Overall, according to The Verge, Zuckerberg sees this upcoming battle as a war over philosophies. “This is a competition of philosophies and ideas where they believe they create a better consumer experience by doing everything themselves and integrating it tightly. And we believe there’s a lot to do with specialization across different companies, and [that] will allow a much larger ecosystem to exist.”

This rough mockup accompanied one of Apple’s AR/VR patent filings. (Image: USPTO)

Apple is expected to unveil its young VR headset at its hardware event in October. It would theoretically go on sale sometime in 2023. The company has reportedly been working on its design for over seven years. It has also overhauled all of its native apps to work with a brand new mixed reality operating system called rOS for Reality Operating System. At the same time, Meta has shared glimpses of its first high-end headset, called Project Cambria (above), which is expected to directly compete with Apple’s headset.

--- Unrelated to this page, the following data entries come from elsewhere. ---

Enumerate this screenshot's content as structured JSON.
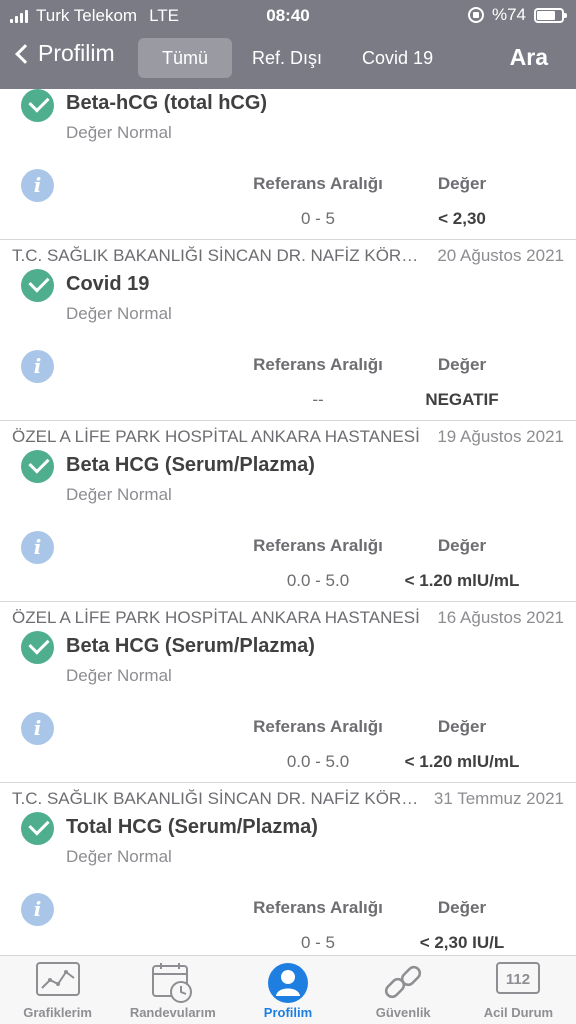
{
  "status_bar": {
    "carrier": "Turk Telekom",
    "network": "LTE",
    "time": "08:40",
    "battery": "%74",
    "battery_level": 0.74
  },
  "nav": {
    "back_label": "Profilim",
    "tabs": [
      "Tümü",
      "Ref. Dışı",
      "Covid 19"
    ],
    "active_tab": "Tümü",
    "search_label": "Ara"
  },
  "table_headers": {
    "ref": "Referans Aralığı",
    "value": "Değer"
  },
  "results": [
    {
      "institution": "",
      "date": "",
      "test": "Beta-hCG (total hCG)",
      "status": "Değer Normal",
      "ref_range": "0 - 5",
      "value": "< 2,30"
    },
    {
      "institution": "T.C. SAĞLIK BAKANLIĞI SİNCAN DR. NAFİZ KÖRÜ DEVLET HASTANESİ",
      "date": "20 Ağustos 2021",
      "test": "Covid 19",
      "status": "Değer Normal",
      "ref_range": "--",
      "value": "NEGATIF"
    },
    {
      "institution": "ÖZEL A LİFE PARK HOSPİTAL ANKARA HASTANESİ",
      "date": "19 Ağustos 2021",
      "test": "Beta HCG (Serum/Plazma)",
      "status": "Değer Normal",
      "ref_range": "0.0 - 5.0",
      "value": "< 1.20 mlU/mL"
    },
    {
      "institution": "ÖZEL A LİFE PARK HOSPİTAL ANKARA HASTANESİ",
      "date": "16 Ağustos 2021",
      "test": "Beta HCG (Serum/Plazma)",
      "status": "Değer Normal",
      "ref_range": "0.0 - 5.0",
      "value": "< 1.20 mlU/mL"
    },
    {
      "institution": "T.C. SAĞLIK BAKANLIĞI SİNCAN DR. NAFİZ KÖRÜ DEVLET HASTANESİ",
      "date": "31 Temmuz 2021",
      "test": "Total HCG (Serum/Plazma)",
      "status": "Değer Normal",
      "ref_range": "0 - 5",
      "value": "< 2,30 IU/L"
    }
  ],
  "tab_bar": {
    "items": [
      {
        "label": "Grafiklerim",
        "icon": "chart-icon"
      },
      {
        "label": "Randevularım",
        "icon": "calendar-clock-icon"
      },
      {
        "label": "Profilim",
        "icon": "person-icon"
      },
      {
        "label": "Güvenlik",
        "icon": "chain-link-icon"
      },
      {
        "label": "Acil Durum",
        "icon": "emergency-112-icon"
      }
    ],
    "active": "Profilim",
    "emergency_number": "112"
  },
  "colors": {
    "header": "#7b7b86",
    "active_tab_bg": "#9a9aa3",
    "check_green": "#4fae8d",
    "info_blue": "#a9c6e8",
    "accent_blue": "#1e7fe0"
  }
}
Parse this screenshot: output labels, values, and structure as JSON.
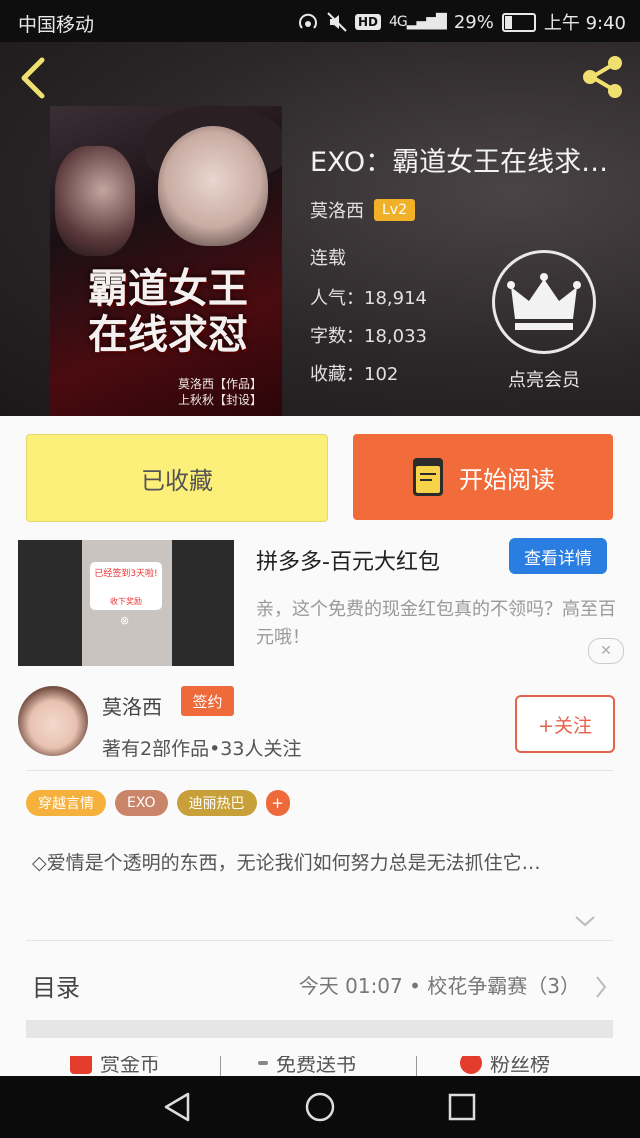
{
  "status_bar": {
    "carrier": "中国移动",
    "hd": "HD",
    "network": "4G",
    "battery_percent": "29%",
    "battery_level": 0.29,
    "time": "上午 9:40"
  },
  "book": {
    "title": "EXO：霸道女王在线求…",
    "author": "莫洛西",
    "author_level": "Lv2",
    "status": "连载",
    "popularity": "人气：18,914",
    "word_count": "字数：18,033",
    "favorites": "收藏：102",
    "vip_label": "点亮会员",
    "cover": {
      "title_line1": "霸道女王",
      "title_line2": "在线求怼",
      "credit_line1": "莫洛西【作品】",
      "credit_line2": "上秋秋【封设】"
    }
  },
  "actions": {
    "favorited_label": "已收藏",
    "read_label": "开始阅读"
  },
  "ad": {
    "title": "拼多多-百元大红包",
    "detail_label": "查看详情",
    "description": "亲，这个免费的现金红包真的不领吗？高至百元哦！",
    "close_symbol": "✕",
    "image_popup_title": "已经签到3天啦!",
    "image_popup_button": "收下奖励",
    "image_popup_close": "⊗"
  },
  "author": {
    "name": "莫洛西",
    "badge": "签约",
    "stats": "著有2部作品•33人关注",
    "follow_label": "+关注"
  },
  "tags": [
    {
      "label": "穿越言情",
      "color": "#f5b13c"
    },
    {
      "label": "EXO",
      "color": "#c98469"
    },
    {
      "label": "迪丽热巴",
      "color": "#c8a03a"
    },
    {
      "label": "+",
      "color": "#ef6a3a"
    }
  ],
  "synopsis": "◇爱情是个透明的东西，无论我们如何努力总是无法抓住它…",
  "toc": {
    "label": "目录",
    "latest": "今天 01:07 • 校花争霸赛（3）"
  },
  "bottom_tabs": [
    {
      "label": "赏金币",
      "icon": "gift-icon",
      "color": "#e33c2c"
    },
    {
      "label": "免费送书",
      "icon": "book-icon",
      "color": "#888888"
    },
    {
      "label": "粉丝榜",
      "icon": "trophy-icon",
      "color": "#e33c2c"
    }
  ],
  "colors": {
    "accent_orange": "#f26b3a",
    "favorite_yellow": "#fdf07a",
    "link_blue": "#2a7de1",
    "level_gold": "#f0b028"
  }
}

Though Apple lost the war for the lion’s share of the PC market with its “tightly integrated” approach, it remains to be seen if that will work for the Meterverse, as Zuckerberg notes. Still, it’s hard to rule Apple out of anything as it tends to dominate any market it enters. However, a big factor will be pricing, which Zuckerberg alludes to in his comments. He says the company breaks even or loses money on every Quest 2 headset sold. That’s because it just wants people to get into the Metaverse and then open their wallets.

In contrast, Apple doesn’t work that way. It must have a non-trivial profit margin, otherwise it wouldn’t bother. That is, unless it can make money on the software side, as is the case with gaming. The Metaverse doesn’t work that way, however, as you’ll likely need Apple’s headset to enjoy the company’s approved offerings.